None of them showed any sign of injury, but on close examination I could see that Shirley had little pin feathers in some spots.   She was moulting!  She still looked fully feathered, but I suspect in a day or two she will start to look shabby as more of her feathers fall out.  Then she will start to want to stay in the shed rather than go out and forage.  It seems my birds are almost embarrassed to be seen when they are moulting and tend to hang out in the corners of the coop or shed.

Fuzzy with new feathers coming in on her head and neck

Of course with a moult it means that Shirley’s energy is now going to be spent on growing feathers instead of laying egg.   Fuzzy is still moulting and still no eggs with her either.   When a bird moults in the fall it is dicey, at best, they will start laying againbefore spring.    They have to get all their feathers in first and then their body has to figure out how to start laying eggs again.  Long days, lots of sunshine helps that.

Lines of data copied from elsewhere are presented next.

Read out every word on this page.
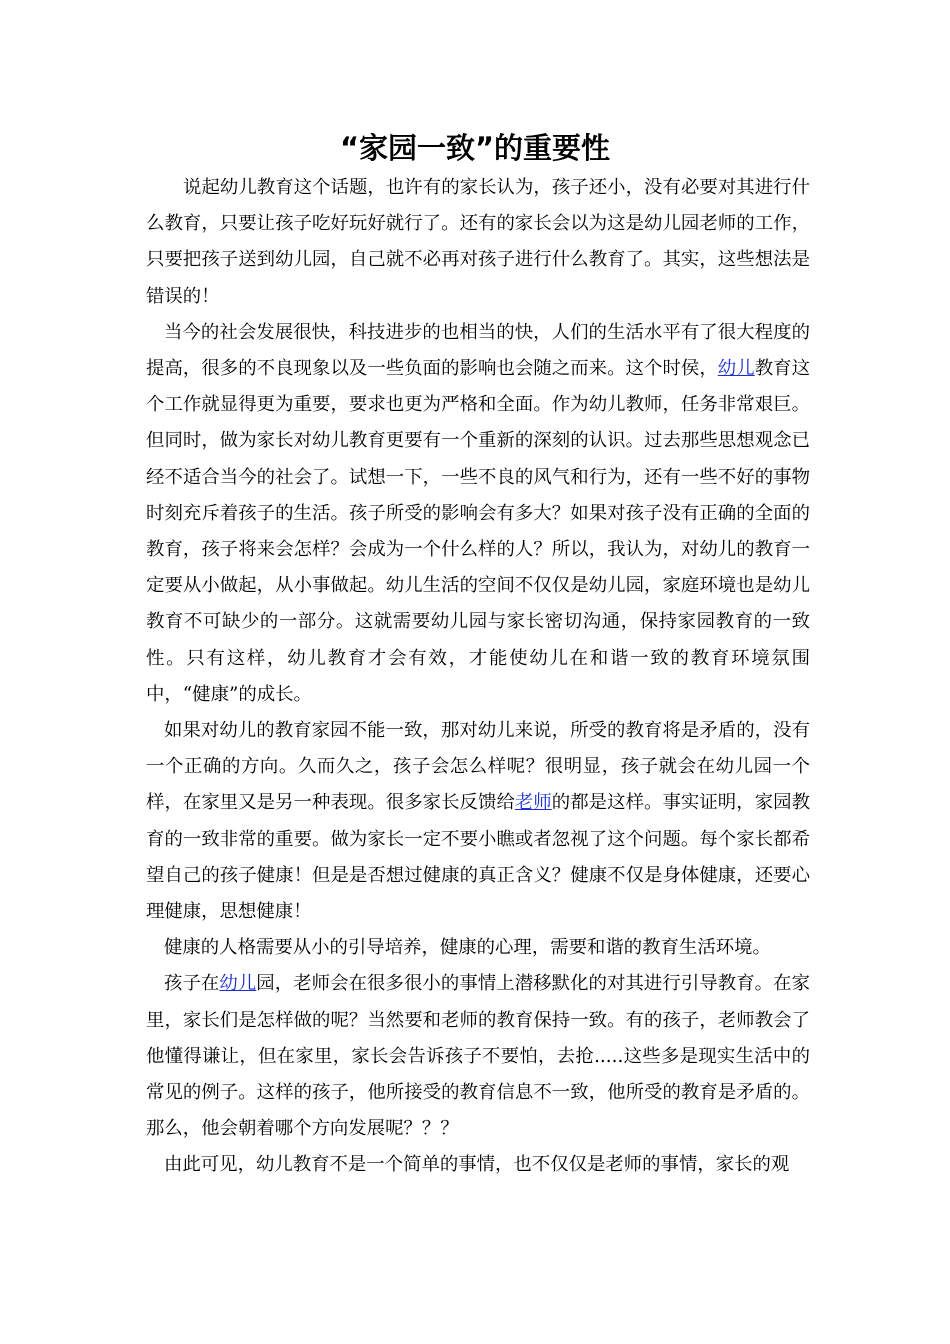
“家园一致”的重要性

说起幼儿教育这个话题，也许有的家长认为，孩子还小，没有必要对其进行什么教育，只要让孩子吃好玩好就行了。还有的家长会以为这是幼儿园老师的工作，只要把孩子送到幼儿园，自己就不必再对孩子进行什么教育了。其实，这些想法是错误的！

当今的社会发展很快，科技进步的也相当的快，人们的生活水平有了很大程度的提高，很多的不良现象以及一些负面的影响也会随之而来。这个时侯，幼儿教育这个工作就显得更为重要，要求也更为严格和全面。作为幼儿教师，任务非常艰巨。但同时，做为家长对幼儿教育更要有一个重新的深刻的认识。过去那些思想观念已经不适合当今的社会了。试想一下，一些不良的风气和行为，还有一些不好的事物时刻充斥着孩子的生活。孩子所受的影响会有多大？如果对孩子没有正确的全面的教育，孩子将来会怎样？会成为一个什么样的人？所以，我认为，对幼儿的教育一定要从小做起，从小事做起。幼儿生活的空间不仅仅是幼儿园，家庭环境也是幼儿教育不可缺少的一部分。这就需要幼儿园与家长密切沟通，保持家园教育的一致性。只有这样，幼儿教育才会有效，才能使幼儿在和谐一致的教育环境氛围中，“健康”的成长。

如果对幼儿的教育家园不能一致，那对幼儿来说，所受的教育将是矛盾的，没有一个正确的方向。久而久之，孩子会怎么样呢？很明显，孩子就会在幼儿园一个样，在家里又是另一种表现。很多家长反馈给老师的都是这样。事实证明，家园教育的一致非常的重要。做为家长一定不要小瞧或者忽视了这个问题。每个家长都希望自己的孩子健康！但是是否想过健康的真正含义？健康不仅是身体健康，还要心理健康，思想健康！

健康的人格需要从小的引导培养，健康的心理，需要和谐的教育生活环境。

孩子在幼儿园，老师会在很多很小的事情上潜移默化的对其进行引导教育。在家里，家长们是怎样做的呢？当然要和老师的教育保持一致。有的孩子，老师教会了他懂得谦让，但在家里，家长会告诉孩子不要怕，去抢.....这些多是现实生活中的常见的例子。这样的孩子，他所接受的教育信息不一致，他所受的教育是矛盾的。那么，他会朝着哪个方向发展呢？？？

由此可见，幼儿教育不是一个简单的事情，也不仅仅是老师的事情，家长的观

So this means the littles, this year’s birds are my sole source of eggs, and they are being challenged by the shorter days.   Now we will become a little more stingy with our eggs.

Broody Hen

My new barred rock chicken, “Little Rock” decided to go broody on me.  What this means is her biological clock said “hatch chicks.”  This has nothing to do if there is a rooster or not, and eggs are hatchable or not.  A broody chicken will start to make special sounds;  the true cluck-cluck that you read in children’s books.   She will also start sitting on the nest box 24-7.  This nesting process brings out two two things, neither of which are good.

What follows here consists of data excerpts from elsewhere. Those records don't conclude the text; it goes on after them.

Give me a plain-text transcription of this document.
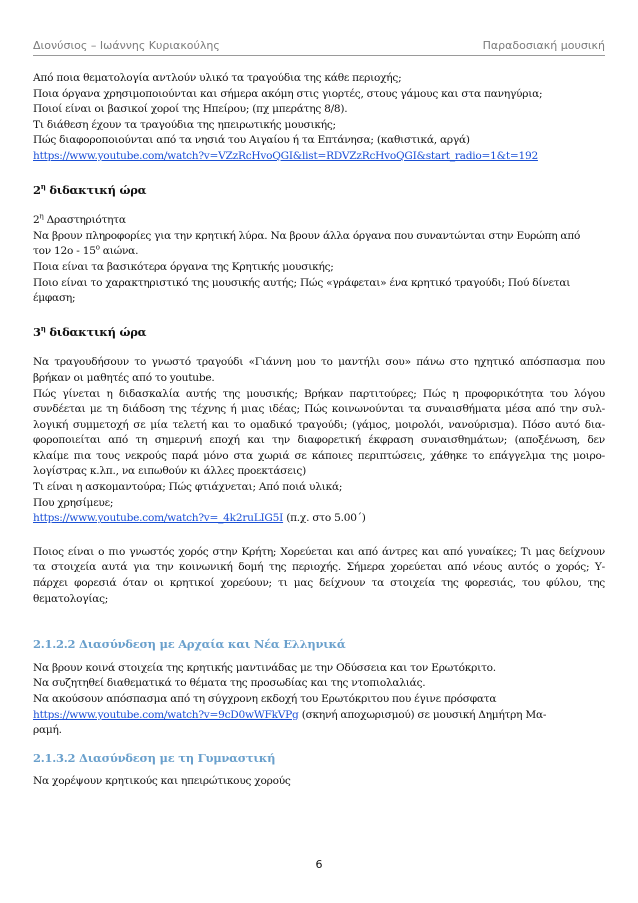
Διονύσιος – Ιωάννης Κυριακούλης	Παραδοσιακή μουσική
Από ποια θεματολογία αντλούν υλικό τα τραγούδια της κάθε περιοχής;
Ποια όργανα χρησιμοποιούνται και σήμερα ακόμη στις γιορτές, στους γάμους και στα πανηγύρια;
Ποιοί είναι οι βασικοί χοροί της Ηπείρου; (πχ μπεράτης 8/8).
Τι διάθεση έχουν τα τραγούδια της ηπειρωτικής μουσικής;
Πώς διαφοροποιούνται από τα νησιά του Αιγαίου ή τα Επτάνησα; (καθιστικά, αργά)
https://www.youtube.com/watch?v=VZzRcHvoQGI&list=RDVZzRcHvoQGI&start_radio=1&t=192
$2^\eta$ διδακτική ώρα
$2^\eta$ Δραστηριότητα
Να βρουν πληροφορίες για την κρητική λύρα. Να βρουν άλλα όργανα που συναντώνται στην Ευρώπη από
τον $12o - 15^o$ αιώνα.
Ποια είναι τα βασικότερα όργανα της Κρητικής μουσικής;
Ποιο είναι το χαρακτηριστικό της μουσικής αυτής; Πώς «γράφεται» ένα κρητικό τραγούδι; Πού δίνεται
έμφαση;
$3^\eta$ διδακτική ώρα
Να τραγουδήσουν το γνωστό τραγούδι «Γιάννη μου το μαντήλι σου» πάνω στο ηχητικό απόσπασμα που
βρήκαν οι μαθητές από το youtube.
Πώς γίνεται η διδασκαλία αυτής της μουσικής; Βρήκαν παρτιτούρες; Πώς η προφορικότητα του λόγου
συνδέεται με τη διάδοση της τέχνης ή μιας ιδέας; Πώς κοινωνούνται τα συναισθήματα μέσα από την συλ-
λογική συμμετοχή σε μία τελετή και το ομαδικό τραγούδι; (γάμος, μοιρολόι, νανούρισμα). Πόσο αυτό δια-
φοροποιείται από τη σημερινή εποχή και την διαφορετική έκφραση συναισθημάτων; (αποξένωση, δεν
κλαίμε πια τους νεκρούς παρά μόνο στα χωριά σε κάποιες περιπτώσεις, χάθηκε το επάγγελμα της μοιρο-
λογίστρας κ.λπ., να ειπωθούν κι άλλες προεκτάσεις)
Τι είναι η ασκομαντούρα; Πώς φτιάχνεται; Από ποιά υλικά;
Που χρησίμευε;
https://www.youtube.com/watch?v=_4k2ruLIG5I (π.χ. στο 5.00΄)
Ποιος είναι ο πιο γνωστός χορός στην Κρήτη; Χορεύεται και από άντρες και από γυναίκες; Τι μας δείχνουν
τα στοιχεία αυτά για την κοινωνική δομή της περιοχής. Σήμερα χορεύεται από νέους αυτός ο χορός; Υ-
πάρχει φορεσιά όταν οι κρητικοί χορεύουν; τι μας δείχνουν τα στοιχεία της φορεσιάς, του φύλου, της
θεματολογίας;
2.1.2.2 Διασύνδεση με Αρχαία και Νέα Ελληνικά
Να βρουν κοινά στοιχεία της κρητικής μαντινάδας με την Οδύσσεια και τον Ερωτόκριτο.
Να συζητηθεί διαθεματικά το θέματα της προσωδίας και της ντοπιολαλιάς.
Να ακούσουν απόσπασμα από τη σύγχρονη εκδοχή του Ερωτόκριτου που έγινε πρόσφατα
https://www.youtube.com/watch?v=9cD0wWFkVPg (σκηνή αποχωρισμού) σε μουσική Δημήτρη Μα-
ραμή.
2.1.3.2 Διασύνδεση με τη Γυμναστική
Να χορέψουν κρητικούς και ηπειρώτικους χορούς
6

First, a broody hen thinks that she has laid enough eggs to hatch and stops laying.  You have laying hens for eggs, so this isn’t a good turn of events.   A broody chicken will stop laying even if there are no eggs in her nest box.

Second undesirable feature is the desire to protect her nest box.   No other way to say it a broody chicken  becomes wicked and will peck you any way she can.   Her goal is  to keep you from reaching under her to check for eggs.

So I will spend the next week “throwing” her out of the nest box, until she gets the message.

Guilty Pleasures

Guilty pleasures are those things that we enjoy doing that we don’t want to admit.   Maybe they are not good for us.  Sometimes they are things that we are embarrassed to admit we do.  Most of us have a few of these, including me.

Pulp fiction, for me the monthly romance novel is a guilty pleasure I am somewhat embarrassed to admit.   Romance novels seem to carry a connotation of being less than other books.   The fact that these books are written in easy language in a predictable format, gets them less respect.  They are a favorite for me to relax and clear my mind when nothing else will do.   Yet these authors sell plenty of books, publish many titles and make a living at their craft.  Many of these authors also eventually write longer novels that eventually make the break into the NY Times best seller list.   How many of us are making a living at a craft we love?  Is it really a guilty pleasure.

Another guilty pleasure is tea with shortbread.   This is a combination of  financial extravagance (teas) and not being good for me (shortbread). I love tea, and have a vast collection of loose teas from different areas of the world; green tea, white tea, oolong, and blacks-Assam-Ceylon-Darjeeling. I love Chai, homemade not out of the carton.  I have developed a pallet that can often tell the difference in teas when my husband prepares a mystery cup for me.  I have a shelf in my kitchen cupboards just devoted to assorted loose leaf teas, strainers, pots, cozies, cups, and trays.  Though my stash of accessories is quite sufficient, I am always on the lookout for something that just screams to be added to my collection.   I love when my tea selection gets low and I can spend hours on my favorite tea shops online debating what I am going to buy next.   I love to make shortbread with real butter.   I am always on the look out for new recipes to try, that have that perfect combination of butter, melt in your mouth qualities and nuance of flavoring.

This is not all inclusive, but I have revealed to you two things I do,  I am not quick to admit, making them guilty pleasures.  What are yours?